Полуживого Тимошку сняли с якоря и подцепили Саньку да Гришку.
– Кидайте Корнилия в воду! – закричал Тимофей Разя. – Хотя он мне и родней доводится, а измена за ним великая.
– Эх ты, хресный! – издали сказал Корнилию Стенька Разин. – Знал бы батяня мой твою измену, он бы не дал хрестить меня… Кому нужон такой хресный…

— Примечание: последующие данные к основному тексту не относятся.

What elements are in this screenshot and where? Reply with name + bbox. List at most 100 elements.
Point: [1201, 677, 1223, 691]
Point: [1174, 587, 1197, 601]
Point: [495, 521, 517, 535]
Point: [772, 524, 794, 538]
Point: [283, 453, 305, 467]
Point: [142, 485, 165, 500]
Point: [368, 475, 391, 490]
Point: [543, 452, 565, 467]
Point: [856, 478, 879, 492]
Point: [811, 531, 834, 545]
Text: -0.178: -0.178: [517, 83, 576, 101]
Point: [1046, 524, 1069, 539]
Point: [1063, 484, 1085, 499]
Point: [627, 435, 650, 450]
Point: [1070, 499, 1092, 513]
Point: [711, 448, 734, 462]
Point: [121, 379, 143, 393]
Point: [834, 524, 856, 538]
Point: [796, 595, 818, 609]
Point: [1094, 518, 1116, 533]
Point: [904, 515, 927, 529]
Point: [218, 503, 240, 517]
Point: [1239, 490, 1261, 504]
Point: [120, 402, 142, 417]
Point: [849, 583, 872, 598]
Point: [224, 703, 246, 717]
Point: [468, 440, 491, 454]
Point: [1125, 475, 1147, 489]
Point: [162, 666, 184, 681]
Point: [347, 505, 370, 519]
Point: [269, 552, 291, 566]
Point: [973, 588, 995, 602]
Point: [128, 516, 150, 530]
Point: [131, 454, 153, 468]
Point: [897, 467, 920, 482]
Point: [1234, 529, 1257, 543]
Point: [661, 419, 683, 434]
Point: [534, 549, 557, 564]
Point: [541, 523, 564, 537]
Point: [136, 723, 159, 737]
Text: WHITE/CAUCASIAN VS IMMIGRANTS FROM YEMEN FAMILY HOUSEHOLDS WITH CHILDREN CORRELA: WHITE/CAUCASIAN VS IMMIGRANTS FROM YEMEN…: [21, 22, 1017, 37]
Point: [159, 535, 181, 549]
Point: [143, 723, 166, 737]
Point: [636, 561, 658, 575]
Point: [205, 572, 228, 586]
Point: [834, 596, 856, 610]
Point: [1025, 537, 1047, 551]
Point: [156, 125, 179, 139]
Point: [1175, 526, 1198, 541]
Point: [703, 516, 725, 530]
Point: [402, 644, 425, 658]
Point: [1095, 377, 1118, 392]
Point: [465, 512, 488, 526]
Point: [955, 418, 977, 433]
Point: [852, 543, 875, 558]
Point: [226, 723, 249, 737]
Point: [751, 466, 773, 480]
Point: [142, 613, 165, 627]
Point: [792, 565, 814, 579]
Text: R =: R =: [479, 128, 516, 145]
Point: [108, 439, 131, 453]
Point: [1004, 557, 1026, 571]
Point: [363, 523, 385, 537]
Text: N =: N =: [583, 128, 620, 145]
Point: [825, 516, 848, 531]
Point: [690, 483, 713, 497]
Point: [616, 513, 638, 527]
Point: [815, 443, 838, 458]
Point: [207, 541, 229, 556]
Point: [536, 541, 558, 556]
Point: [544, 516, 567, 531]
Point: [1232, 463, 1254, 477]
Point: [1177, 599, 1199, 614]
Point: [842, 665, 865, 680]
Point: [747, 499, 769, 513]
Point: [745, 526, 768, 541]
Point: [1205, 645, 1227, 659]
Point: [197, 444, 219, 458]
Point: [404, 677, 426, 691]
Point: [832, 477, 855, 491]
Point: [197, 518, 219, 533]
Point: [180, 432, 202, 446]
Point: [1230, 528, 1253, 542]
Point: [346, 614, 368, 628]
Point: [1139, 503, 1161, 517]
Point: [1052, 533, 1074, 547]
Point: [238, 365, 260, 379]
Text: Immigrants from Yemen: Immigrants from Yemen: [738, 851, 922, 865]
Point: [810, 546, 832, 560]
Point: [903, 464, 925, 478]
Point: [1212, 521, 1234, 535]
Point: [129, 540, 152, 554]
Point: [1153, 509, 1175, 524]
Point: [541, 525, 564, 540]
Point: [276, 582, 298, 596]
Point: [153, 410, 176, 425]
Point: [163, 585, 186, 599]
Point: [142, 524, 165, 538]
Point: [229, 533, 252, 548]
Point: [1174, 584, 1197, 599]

Стеньке стало совестно за крестного отца, и он, смахнув слезу, отошел подальше, промолвил:
– Атаманов продал! Хресный!
И тогда он услышал:
– Вины Корнилия нет! То я, Трофимка, всему причина. Попутал сатана. То я, без Корнилия, без ведома Тимошки, хотел пожечь да потопить будары! Я приму смерть, предназначенную мне.
– А брешет собака!
– Плутает, да конца не знает!
Казаки спросили атамана:
– Выходит, стало быть, вины их нет?!
– Вины их много! – ответил Татаринов. – Тимошка, – обратился он к приговоренному, – сказывай сам свою вину! Сказывай войску все.
– Вина моя в том, – жалостно сказал Тимофей, – во нынешнем году, по гордости, похотел я вместо Мишки быть атаманом войска. Дьявол меня в том во всем попутал. Господь бог, слыша мои правдивые слова перед вами, спасет меня от позорной смерти. Смилуйтесь!
– Куда же их девать?
– В тюрьму киньте! – сказал Татаринов. – Трофимку в куль да в воду! Переметнувшихся звонарей туда же. Подкупленного пушкаря – на якорь! Казака Андрея Голую Шубу – на якорь! Казака Ивана Бурку – на якорь! Тюремного старосту Максима Скалодуба – в куль да в воду! Казакам Шпыньдяю, Гуньдяю, Ваське Козырю – снять саблей головы подале от крепости да там же кинуть в землю.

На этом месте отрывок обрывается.